OUR ROLE IN
Our role is to be good stewards of the land and maintain a healthy balance between the environmental economic and social undertakings in the community
The Mara Ecosystem-Wildlife & Habitat
The Maasai Mara is known as Africa’s Greatest Wildlife Reserve, situated in southwest Kenya. Famous for the abundance of lions, the Great Wildebeest Migration, and the Maasai people, well known for their distinctive customs and dress, it is without a doubt one of Africa’s most famous safari destinations. MNC is an area of high biodiversity including 550 bird and 95 mammal species. Of all the species that grace the conservancy, MNC highly values the following species which are critical to the integrity of the area and the model
- Western white-bearded wildebeest in their resident herds and the great migration
- The big cats, the lions, leopards & cheetahs
- The African Elephant
- The Black Rhino
- Vulture species including the Ruppels-Griffin, Nubian, Hooded, White-backed vulture
- MNC also has in plenty; Buffalos, Zebras, Hippopotamus, crocodiles, The Maasai Giraffe, Elands, Spotted Hyenas, Topis, and Warthogs, among many other species.
Climate & Habitat
Rainfall in the Mara ecosystem is unevenly distributed with an annual average rainfall ranging from 500mm to 1,800, with the long rains starting from Marche to June. Soils are generally characterized by shallow sandy, well-drained soils at the hills, changing to deep silt poorly drained soils(black cotton soil) in the plains. The habitat is dominated by the tropical savannah, featuring indigenous vegetation such as Croton, Acacia, Balanites, & Elephant Pepper Trees. The Mara River runs along the northern border of the conservancy flanked by riverine woodlands consisting of Euclea, Elephant Pepper, Giant Diospyros& Wild Olive.
- Common Grasses: Red Oat Grass(Olperesi o-rasha) & Bamboo Grass(ologor oing’ok)
Collaborative efforts in ecosystem management
Environmental Practices & Ecosystem Management
Rehabilitating long-degraded areas, restoring natural habitat areas. The conservancy works to reclaim migratory corridors by actively encouraging the reduction of fences and blockage of wildlife corridors and protecting dispersal areas. Reducing land subdivisions and sales by 40% through incentivizing land owners to lease their land to the conservancy and registering lease agreements to conserve the land. MNC through collaboration with partner organizations through lobbying and sensitization through community barazas to reduce incompatible land uses and coordinate and control the development of structures around the conservancy
– protecting wildlife from poaching and snaring, managing grazing areas for livestock, and responding to human-wildlife conflicts. MNC through community barazas conducts anti-poaching community awareness and improves security coordination through collaboration with KWS, MEP, Sheldrick Wildlife Trust, Mara Lion & Cheetah projects, and other organizations to protect wildlife.

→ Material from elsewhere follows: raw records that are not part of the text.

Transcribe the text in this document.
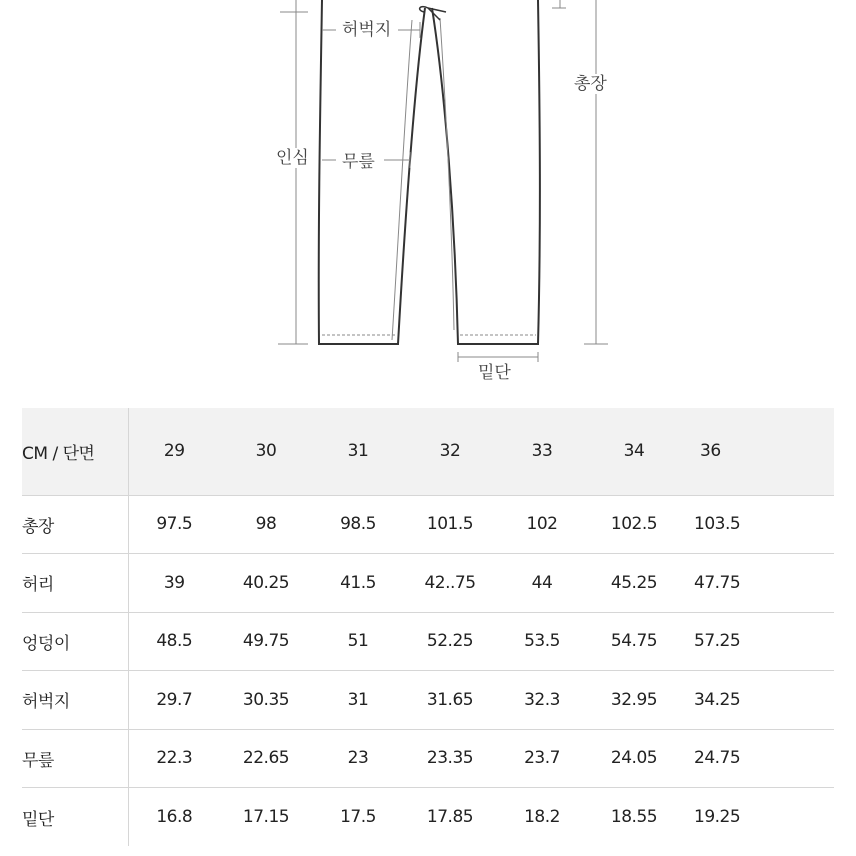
허벅지
인심 무릎
총장
밑단
CM / 단면	29	30	31	32	33	34	36
총장	97.5	98	98.5	101.5	102	102.5	103.5
허리	39	40.25	41.5	42..75	44	45.25	47.75
엉덩이	48.5	49.75	51	52.25	53.5	54.75	57.25
허벅지	29.7	30.35	31	31.65	32.3	32.95	34.25
무릎	22.3	22.65	23	23.35	23.7	24.05	24.75
밑단	16.8	17.15	17.5	17.85	18.2	18.55	19.25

Mitigating Human-Wildlife Conflict
– Livestock predation & crop raiding are one of the biggest causes of human-wildlife conflict in the Mara ecosystem. The highest of these cases are caused by lions, hyenas, and leopards. MNC has established a predator compensation program to help compensate for the loss of livestock and reduce retaliation by the Maasai communities. The Mara Elephant Programmes also based in MNC help reduce crop raiding by elephants. MNC also sensitized the community on building predator-proof bomas to reduce the risk of livestock predation and ensure peaceful co-existence between the community and the wildlife.
MNC has a conservation area of 28,486 Ha (~70,391 acres) which accommodates 10 permanent camps & 2 mobile camps(horseback safaris). MNC aims to achieve one of the lowest tourist & vehicle densities. Currently, MNC’s bed density stands at 336 Acres/bed, but we aspire to achieve a bed density ratio of 350 beds/ acre as more land is leased to the conservancy. Low-density tourism, as well as a limited number of game vehicles, provides an exclusive safari experience while minimizing the impact on the environment.